Neuwegersleben l Die Neuwegersleber Wehr, deren Auflösung zwar schon seit einiger Zeit zur Diskussion steht, wird nicht aufgelöst. Ein entsprechender Antrag der Verwaltung ist vom Verbandsgemeinderat abgelehnt worden. Die Auflösung ist nicht zuletzt deshalb abgelehnt worden, weil wieder Leben in die Neuwegersleber Feuerwehr gekommen ist. Und zwar auf Basis eines Konzeptes, das die Zusammenarbeit der drei Wehren aus Hamersleben, Gunsleben und Neuwegersleben betrifft und das bereits umgesetzt wird.

Gemeinsame Dienstabende

Heißt also beispielsweise, dass auch die neun aktiven Neuwegersleber Feuerwehrleute seit Anfang des Jahres wieder regelmäßig an zwei- bis vierstündigen Dienst- und damit auch Ausbildungsabenden teilnehmen, die die genannten drei Wehren gemeinsam und an wechselnden Standorten veranstalten.
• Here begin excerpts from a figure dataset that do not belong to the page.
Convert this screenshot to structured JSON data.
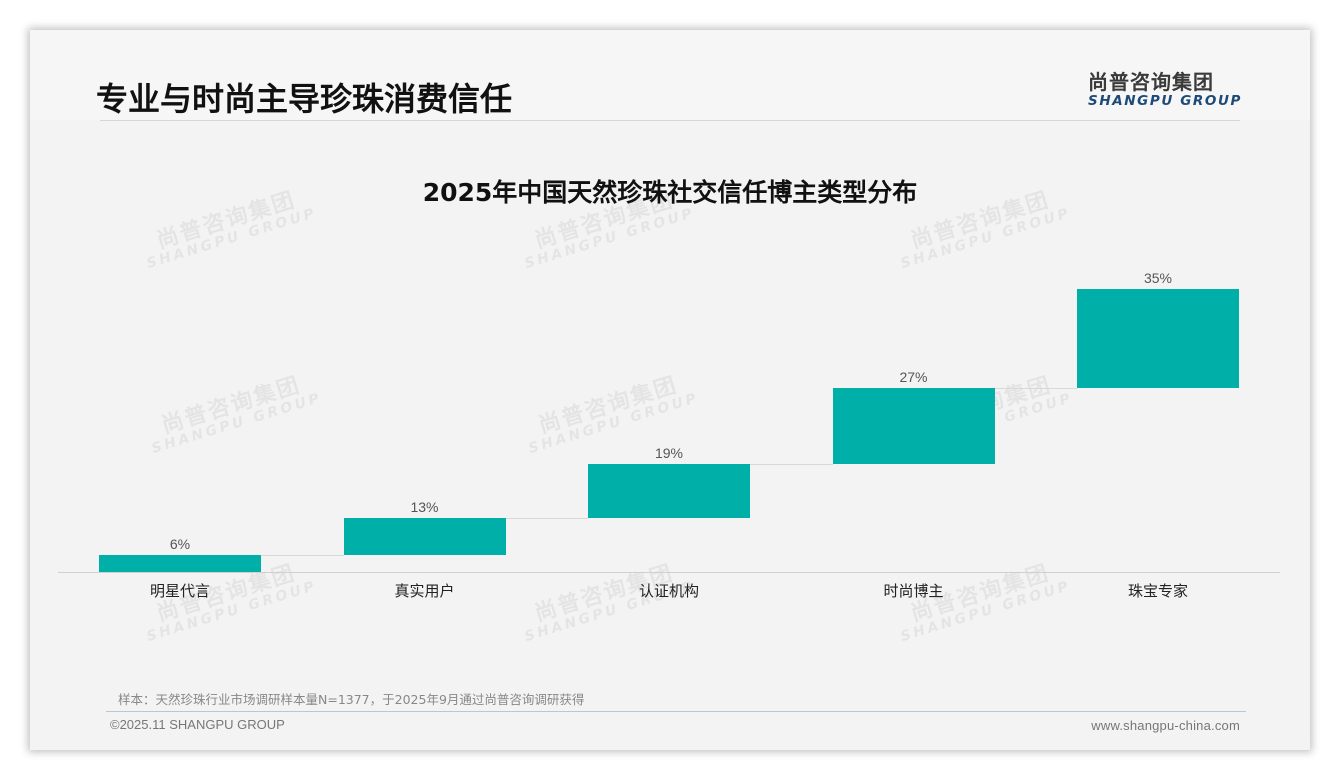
{
  "header": {
    "title": "专业与时尚主导珍珠消费信任",
    "logo_cn": "尚普咨询集团",
    "logo_en": "SHANGPU GROUP"
  },
  "watermark": {
    "cn": "尚普咨询集团",
    "en": "SHANGPU GROUP"
  },
  "chart_data": {
    "type": "bar",
    "subtype": "waterfall",
    "title": "2025年中国天然珍珠社交信任博主类型分布",
    "categories": [
      "明星代言",
      "真实用户",
      "认证机构",
      "时尚博主",
      "珠宝专家"
    ],
    "values": [
      6,
      13,
      19,
      27,
      35
    ],
    "value_labels": [
      "6%",
      "13%",
      "19%",
      "27%",
      "35%"
    ],
    "unit": "%",
    "xlabel": "",
    "ylabel": "",
    "ylim": [
      0,
      100
    ],
    "grid": false,
    "legend": "none",
    "bar_color": "#00afa8"
  },
  "footer": {
    "note": "样本：天然珍珠行业市场调研样本量N=1377，于2025年9月通过尚普咨询调研获得",
    "copyright": "©2025.11 SHANGPU GROUP",
    "website": "www.shangpu-china.com"
  }
}
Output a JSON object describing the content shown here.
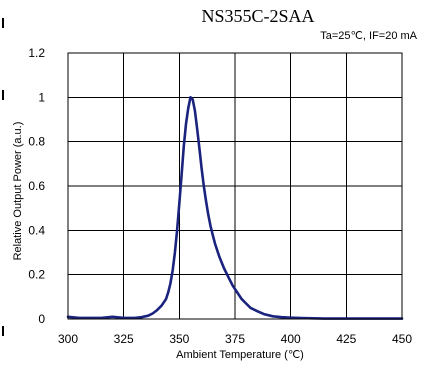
{
  "chart_data": {
    "type": "line",
    "title": "NS355C-2SAA",
    "condition": "Ta=25℃, IF=20 mA",
    "xlabel": "Ambient Temperature (℃)",
    "ylabel": "Relative Output Power (a.u.)",
    "xlim": [
      300,
      450
    ],
    "ylim": [
      0,
      1.2
    ],
    "xticks": [
      300,
      325,
      350,
      375,
      400,
      425,
      450
    ],
    "yticks": [
      0,
      0.2,
      0.4,
      0.6,
      0.8,
      1,
      1.2
    ],
    "xtick_labels": [
      "300",
      "325",
      "350",
      "375",
      "400",
      "425",
      "450"
    ],
    "ytick_labels": [
      "0",
      "0.2",
      "0.4",
      "0.6",
      "0.8",
      "1",
      "1.2"
    ],
    "grid": true,
    "series": [
      {
        "color": "#1a237e",
        "x": [
          300,
          305,
          310,
          315,
          320,
          325,
          330,
          333,
          336,
          338,
          340,
          342,
          344,
          345,
          346,
          347,
          348,
          349,
          350,
          351,
          352,
          353,
          354,
          355,
          356,
          357,
          358,
          359,
          360,
          361,
          362,
          363,
          364,
          365,
          366,
          368,
          370,
          372,
          374,
          376,
          378,
          380,
          382,
          385,
          388,
          392,
          396,
          400,
          405,
          410,
          415,
          420,
          425,
          430,
          435,
          440,
          445,
          450
        ],
        "y": [
          0.01,
          0.005,
          0.005,
          0.005,
          0.01,
          0.005,
          0.005,
          0.008,
          0.015,
          0.025,
          0.04,
          0.06,
          0.09,
          0.12,
          0.16,
          0.22,
          0.3,
          0.4,
          0.52,
          0.65,
          0.78,
          0.88,
          0.95,
          1.0,
          0.99,
          0.94,
          0.86,
          0.77,
          0.68,
          0.6,
          0.53,
          0.47,
          0.42,
          0.38,
          0.34,
          0.28,
          0.23,
          0.19,
          0.15,
          0.12,
          0.09,
          0.07,
          0.05,
          0.035,
          0.022,
          0.012,
          0.008,
          0.006,
          0.004,
          0.003,
          0.002,
          0.002,
          0.002,
          0.002,
          0.002,
          0.002,
          0.002,
          0.002
        ]
      }
    ]
  }
}
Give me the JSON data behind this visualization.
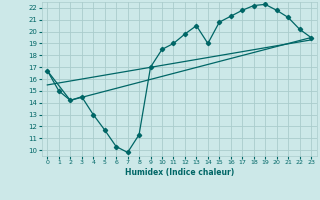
{
  "xlabel": "Humidex (Indice chaleur)",
  "ylabel": "",
  "xlim": [
    -0.5,
    23.5
  ],
  "ylim": [
    9.5,
    22.5
  ],
  "xticks": [
    0,
    1,
    2,
    3,
    4,
    5,
    6,
    7,
    8,
    9,
    10,
    11,
    12,
    13,
    14,
    15,
    16,
    17,
    18,
    19,
    20,
    21,
    22,
    23
  ],
  "yticks": [
    10,
    11,
    12,
    13,
    14,
    15,
    16,
    17,
    18,
    19,
    20,
    21,
    22
  ],
  "bg_color": "#cce8e8",
  "grid_color": "#aacccc",
  "line_color": "#006666",
  "line1_x": [
    0,
    1,
    2,
    3,
    4,
    5,
    6,
    7,
    8,
    9,
    10,
    11,
    12,
    13,
    14,
    15,
    16,
    17,
    18,
    19,
    20,
    21,
    22,
    23
  ],
  "line1_y": [
    16.7,
    15.0,
    14.2,
    14.5,
    13.0,
    11.7,
    10.3,
    9.8,
    11.3,
    17.0,
    18.5,
    19.0,
    19.8,
    20.5,
    19.0,
    20.8,
    21.3,
    21.8,
    22.2,
    22.3,
    21.8,
    21.2,
    20.2,
    19.5
  ],
  "line2_x": [
    0,
    2,
    23
  ],
  "line2_y": [
    16.7,
    14.2,
    19.5
  ],
  "line3_x": [
    0,
    23
  ],
  "line3_y": [
    15.5,
    19.3
  ]
}
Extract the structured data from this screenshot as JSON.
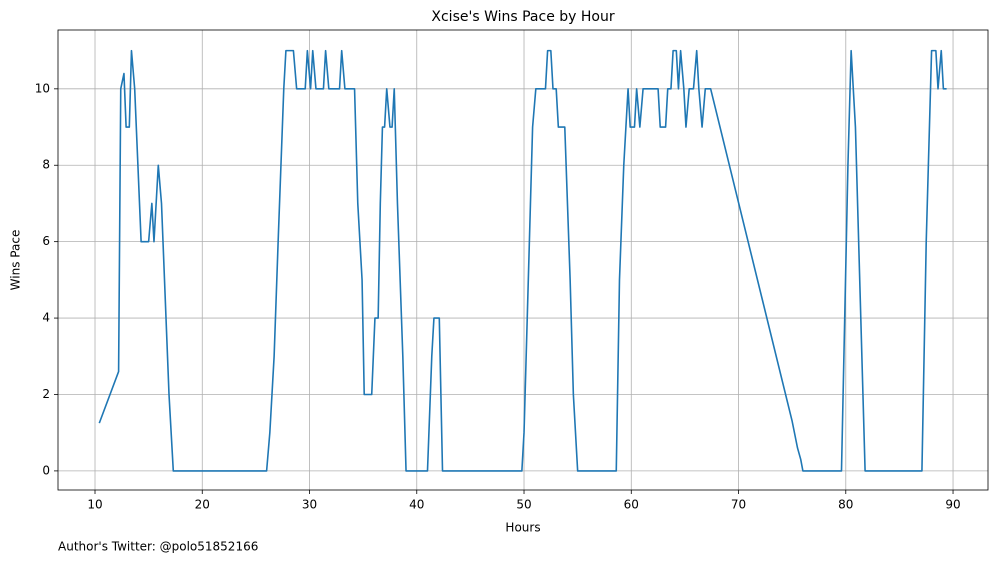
{
  "chart_data": {
    "type": "line",
    "title": "Xcise's Wins Pace by Hour",
    "x_label": "Hours",
    "y_label": "Wins Pace",
    "annotation": "Author's Twitter: @polo51852166",
    "color": "#1f77b4",
    "grid": true,
    "xlim": [
      6.55,
      93.26
    ],
    "ylim": [
      -0.5,
      11.54
    ],
    "xticks": [
      10,
      20,
      30,
      40,
      50,
      60,
      70,
      80,
      90
    ],
    "yticks": [
      0,
      2,
      4,
      6,
      8,
      10
    ],
    "x": [
      10.4,
      12.2,
      12.4,
      12.7,
      12.9,
      13.2,
      13.4,
      13.7,
      14.3,
      15,
      15.3,
      15.5,
      15.9,
      16.2,
      16.9,
      17.3,
      26,
      26.3,
      26.7,
      27.1,
      27.6,
      27.8,
      28.5,
      28.8,
      29.6,
      29.8,
      30.1,
      30.3,
      30.6,
      31.3,
      31.5,
      31.8,
      32.8,
      33,
      33.3,
      34.2,
      34.5,
      34.9,
      35.1,
      35.8,
      36.1,
      36.4,
      36.6,
      36.8,
      37,
      37.2,
      37.5,
      37.7,
      37.9,
      38.2,
      38.7,
      39,
      41,
      41.4,
      41.6,
      42.1,
      42.4,
      49.8,
      50,
      50.3,
      50.6,
      50.8,
      51.1,
      52,
      52.2,
      52.5,
      52.7,
      53,
      53.2,
      53.8,
      54.3,
      54.6,
      55,
      58.6,
      58.9,
      59.3,
      59.5,
      59.7,
      59.9,
      60.3,
      60.5,
      60.8,
      61.1,
      62.2,
      62.5,
      62.7,
      63.2,
      63.4,
      63.7,
      63.9,
      64.2,
      64.4,
      64.6,
      64.9,
      65.1,
      65.4,
      65.8,
      66.1,
      66.3,
      66.6,
      66.9,
      67.4,
      75,
      75.5,
      75.8,
      76,
      79.6,
      79.9,
      80.2,
      80.5,
      80.9,
      81.4,
      81.8,
      87.1,
      87.5,
      87.8,
      88,
      88.4,
      88.6,
      88.9,
      89.1,
      89.4
    ],
    "values": [
      1.25,
      2.6,
      10,
      10.4,
      9,
      9,
      11,
      10,
      6,
      6,
      7,
      6,
      8,
      7,
      2,
      0,
      0,
      1,
      3,
      6.2,
      10,
      11,
      11,
      10,
      10,
      11,
      10,
      11,
      10,
      10,
      11,
      10,
      10,
      11,
      10,
      10,
      7,
      5,
      2,
      2,
      4,
      4,
      7,
      9,
      9,
      10,
      9,
      9,
      10,
      7,
      3,
      0,
      0,
      3,
      4,
      4,
      0,
      0,
      1,
      4,
      7,
      9,
      10,
      10,
      11,
      11,
      10,
      10,
      9,
      9,
      5,
      2,
      0,
      0,
      5,
      8,
      9,
      10,
      9,
      9,
      10,
      9,
      10,
      10,
      10,
      9,
      9,
      10,
      10,
      11,
      11,
      10,
      11,
      10,
      9,
      10,
      10,
      11,
      10,
      9,
      10,
      10,
      1.3,
      0.6,
      0.3,
      0,
      0,
      4,
      8,
      11,
      9,
      4,
      0,
      0,
      6,
      9,
      11,
      11,
      10,
      11,
      10,
      10
    ]
  }
}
Also in Hamersleben und Gunsleben genauso wie in Neuwegersleben.

„Damit steht nichts mehr im Wege, dass die Kameraden die 45 bis 50 Ausbildungsstunden im Jahr absolvieren, um am Einsatzdienst teilnehmen zu dürfen“, hat der künftige Verbandsgemeindewehrleiter Mathias Langer gesagt, als er dem Verbandsgemeinderat das erwähnte Konzept über die Zusammenarbeit der drei Wehren erläuterte und dabei zudem feststellte: „Die drei Wehren bündeln somit bereits jetzt ihre Kapazitäten und haben auch schon die ersten neuen Mitglieder gewonnen.“

Drei Räte haben sich enthalten

Zumal diese drei Feuerwehren ohnehin bereits seit längerer Zeit nicht nur in der Verbandsgemeinde, sondern auch im Landkreis als eine Einsatzeinheit betrachtet und alle drei Wehren zu jedem Einsatz in ihrem Umfeld gemeinsam gerufen werden. Was auch die einzige Möglichkeit ist, um einsatzbereit ausrücken zu können. Sind doch zumindest tagsüber viele Einsatzkräfte nicht zugegen und außerdem in allen drei Wehren etliche Leitungsfunktionen gar nicht besetzt.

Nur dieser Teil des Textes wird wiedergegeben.